You should be checked by your dentist or periodontist 4-6 weeks after the deep cleaning to check the healing of the gums. If there are any remaining pockets deeper than 5 millimeters, surgery is usually recommended. In most cases, open flap surgery is the procedure used and involves surgically accessing the tooth below the gum line, thoroughly cleaning the teeth, and if needed, correcting bone defects that were caused by the infection. This may or may not include placement of bone graft material. Sutures will be used to hold the gum tissue in place while it heals. Immediately after surgery, chlorhexidine mouth rinse is used as a temporary replacement for brushing and flossing.

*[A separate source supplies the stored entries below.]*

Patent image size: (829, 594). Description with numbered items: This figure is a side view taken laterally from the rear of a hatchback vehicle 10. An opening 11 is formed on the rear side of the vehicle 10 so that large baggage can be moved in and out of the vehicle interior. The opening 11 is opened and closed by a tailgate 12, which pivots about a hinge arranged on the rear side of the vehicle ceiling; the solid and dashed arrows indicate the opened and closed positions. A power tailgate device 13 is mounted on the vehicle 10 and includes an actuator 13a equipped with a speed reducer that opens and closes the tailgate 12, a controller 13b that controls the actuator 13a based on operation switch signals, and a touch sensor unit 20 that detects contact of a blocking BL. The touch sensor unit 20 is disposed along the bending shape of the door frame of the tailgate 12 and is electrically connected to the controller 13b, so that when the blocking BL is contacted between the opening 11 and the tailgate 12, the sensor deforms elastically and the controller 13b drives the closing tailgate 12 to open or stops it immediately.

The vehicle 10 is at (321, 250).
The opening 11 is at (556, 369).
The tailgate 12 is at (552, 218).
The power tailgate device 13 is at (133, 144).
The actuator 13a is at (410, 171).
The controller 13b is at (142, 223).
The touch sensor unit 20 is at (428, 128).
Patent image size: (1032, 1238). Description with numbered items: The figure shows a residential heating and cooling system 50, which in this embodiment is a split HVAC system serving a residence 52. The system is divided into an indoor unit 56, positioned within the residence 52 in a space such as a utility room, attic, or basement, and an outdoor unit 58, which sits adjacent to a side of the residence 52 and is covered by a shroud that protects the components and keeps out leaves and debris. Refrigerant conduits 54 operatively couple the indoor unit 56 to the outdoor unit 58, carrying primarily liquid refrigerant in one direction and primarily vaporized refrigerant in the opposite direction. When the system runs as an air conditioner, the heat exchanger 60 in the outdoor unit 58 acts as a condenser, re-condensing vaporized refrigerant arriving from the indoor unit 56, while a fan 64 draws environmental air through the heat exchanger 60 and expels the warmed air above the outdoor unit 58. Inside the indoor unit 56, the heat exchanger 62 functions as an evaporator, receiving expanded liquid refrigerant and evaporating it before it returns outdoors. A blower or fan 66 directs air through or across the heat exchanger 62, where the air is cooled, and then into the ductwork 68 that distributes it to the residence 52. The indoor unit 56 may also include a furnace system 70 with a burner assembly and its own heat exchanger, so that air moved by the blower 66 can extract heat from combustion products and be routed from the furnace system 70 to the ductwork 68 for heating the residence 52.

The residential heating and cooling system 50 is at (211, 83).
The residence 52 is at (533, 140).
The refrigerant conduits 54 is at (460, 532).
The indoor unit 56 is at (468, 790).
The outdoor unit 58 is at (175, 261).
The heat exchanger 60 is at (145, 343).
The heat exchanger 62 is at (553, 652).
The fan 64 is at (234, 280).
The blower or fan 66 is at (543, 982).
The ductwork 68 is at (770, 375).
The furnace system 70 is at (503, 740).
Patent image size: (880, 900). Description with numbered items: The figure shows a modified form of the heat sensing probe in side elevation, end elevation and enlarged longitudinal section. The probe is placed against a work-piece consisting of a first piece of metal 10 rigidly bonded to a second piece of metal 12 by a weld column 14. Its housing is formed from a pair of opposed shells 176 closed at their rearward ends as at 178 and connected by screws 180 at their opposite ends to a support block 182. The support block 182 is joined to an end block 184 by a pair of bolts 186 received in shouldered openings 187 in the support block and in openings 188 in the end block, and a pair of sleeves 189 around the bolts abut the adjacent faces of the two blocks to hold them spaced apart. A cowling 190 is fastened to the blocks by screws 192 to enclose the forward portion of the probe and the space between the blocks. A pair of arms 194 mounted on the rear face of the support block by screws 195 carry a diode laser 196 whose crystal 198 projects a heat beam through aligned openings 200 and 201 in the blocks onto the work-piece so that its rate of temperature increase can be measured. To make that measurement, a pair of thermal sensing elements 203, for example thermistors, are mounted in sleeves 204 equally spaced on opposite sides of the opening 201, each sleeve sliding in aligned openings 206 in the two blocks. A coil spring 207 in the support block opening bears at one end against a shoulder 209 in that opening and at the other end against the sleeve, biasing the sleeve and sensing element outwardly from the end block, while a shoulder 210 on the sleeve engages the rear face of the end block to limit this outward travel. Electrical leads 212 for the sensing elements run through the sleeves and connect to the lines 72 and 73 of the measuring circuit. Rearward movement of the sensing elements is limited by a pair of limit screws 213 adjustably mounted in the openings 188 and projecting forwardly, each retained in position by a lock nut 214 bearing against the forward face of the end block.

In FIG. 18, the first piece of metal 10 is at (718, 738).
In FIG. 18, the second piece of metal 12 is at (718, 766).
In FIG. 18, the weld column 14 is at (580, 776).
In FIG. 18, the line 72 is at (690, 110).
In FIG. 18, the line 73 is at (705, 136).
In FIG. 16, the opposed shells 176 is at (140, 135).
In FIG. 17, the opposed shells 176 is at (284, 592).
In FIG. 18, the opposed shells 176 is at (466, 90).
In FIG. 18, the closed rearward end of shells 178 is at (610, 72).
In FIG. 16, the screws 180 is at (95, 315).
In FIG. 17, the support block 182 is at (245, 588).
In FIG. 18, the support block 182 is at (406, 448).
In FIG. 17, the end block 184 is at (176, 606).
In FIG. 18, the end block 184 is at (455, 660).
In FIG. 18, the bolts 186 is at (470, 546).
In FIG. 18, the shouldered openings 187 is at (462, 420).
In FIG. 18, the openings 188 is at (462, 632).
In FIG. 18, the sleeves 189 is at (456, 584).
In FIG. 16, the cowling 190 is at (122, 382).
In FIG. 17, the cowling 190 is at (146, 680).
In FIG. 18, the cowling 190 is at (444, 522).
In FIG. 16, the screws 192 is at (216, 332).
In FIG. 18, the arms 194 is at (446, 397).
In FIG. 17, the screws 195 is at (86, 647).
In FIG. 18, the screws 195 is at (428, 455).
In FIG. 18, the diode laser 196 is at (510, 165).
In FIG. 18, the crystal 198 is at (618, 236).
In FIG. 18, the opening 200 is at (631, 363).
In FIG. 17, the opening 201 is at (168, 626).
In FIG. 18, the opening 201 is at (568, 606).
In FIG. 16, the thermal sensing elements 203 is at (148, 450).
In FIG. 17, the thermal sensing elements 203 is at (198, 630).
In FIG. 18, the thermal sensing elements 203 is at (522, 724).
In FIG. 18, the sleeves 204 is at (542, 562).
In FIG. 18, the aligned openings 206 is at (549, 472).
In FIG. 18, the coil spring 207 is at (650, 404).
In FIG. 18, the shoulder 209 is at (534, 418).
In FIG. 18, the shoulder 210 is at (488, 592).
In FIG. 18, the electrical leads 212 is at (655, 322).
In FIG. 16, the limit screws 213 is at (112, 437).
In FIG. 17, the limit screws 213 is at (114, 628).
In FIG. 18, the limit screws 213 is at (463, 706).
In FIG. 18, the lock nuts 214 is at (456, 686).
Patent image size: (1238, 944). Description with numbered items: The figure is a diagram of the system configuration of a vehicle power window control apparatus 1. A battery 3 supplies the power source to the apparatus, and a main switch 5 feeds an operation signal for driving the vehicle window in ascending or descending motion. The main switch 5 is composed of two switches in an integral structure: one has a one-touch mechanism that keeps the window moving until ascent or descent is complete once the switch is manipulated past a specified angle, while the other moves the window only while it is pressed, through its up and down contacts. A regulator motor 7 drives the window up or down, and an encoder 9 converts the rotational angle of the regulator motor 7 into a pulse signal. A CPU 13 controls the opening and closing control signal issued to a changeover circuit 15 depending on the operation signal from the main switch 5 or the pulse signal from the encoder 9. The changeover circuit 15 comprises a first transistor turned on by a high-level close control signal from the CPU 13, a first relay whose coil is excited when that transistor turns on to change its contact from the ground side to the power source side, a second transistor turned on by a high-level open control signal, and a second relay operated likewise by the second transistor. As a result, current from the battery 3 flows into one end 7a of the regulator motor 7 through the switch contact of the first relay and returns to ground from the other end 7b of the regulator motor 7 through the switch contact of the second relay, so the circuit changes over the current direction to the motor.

Antibiotics may be prescribed in conjunction with scaling and root planing or gum surgery, especially if an abscess is present. In some cases, antibiotic-impregnated materials, such as gel or filament, are inserted into the deep gum pockets. You may also be prescribed a low-dose antibiotic to be taken over several months.

After initial therapy (i.e. deep cleaning and/or surgery), you will be placed on periodontal maintenance. This means having your teeth cleaned and mouth examined every 3-4 months. Due to your risk for periodontal breakdown, you require closer monitoring than someone who has never had periodontal disease.

Complications of Periodontitis

If left untreated, periodontitis will progress. Complications include[iv]:

Tooth loss

Tooth movement

Abscess (infection) of:

Tooth or gum tissue

Soft tissue (facial cellulitis)

Deep jawbone (osteomyelitis)

Preventing Periodontitis

Here are some tips to help you prevent periodontitis and other forms of periodontal disease from developing:

1) Practice good oral hygiene, including brushing gently with a soft toothbrush for at least 2 minutes twice a day and flossing beneath the gumline.

2) Visit a dentist or periodontist on a regular basis. For most patients this is every 6 months. If you have certain risk factors, you may require more frequent visits.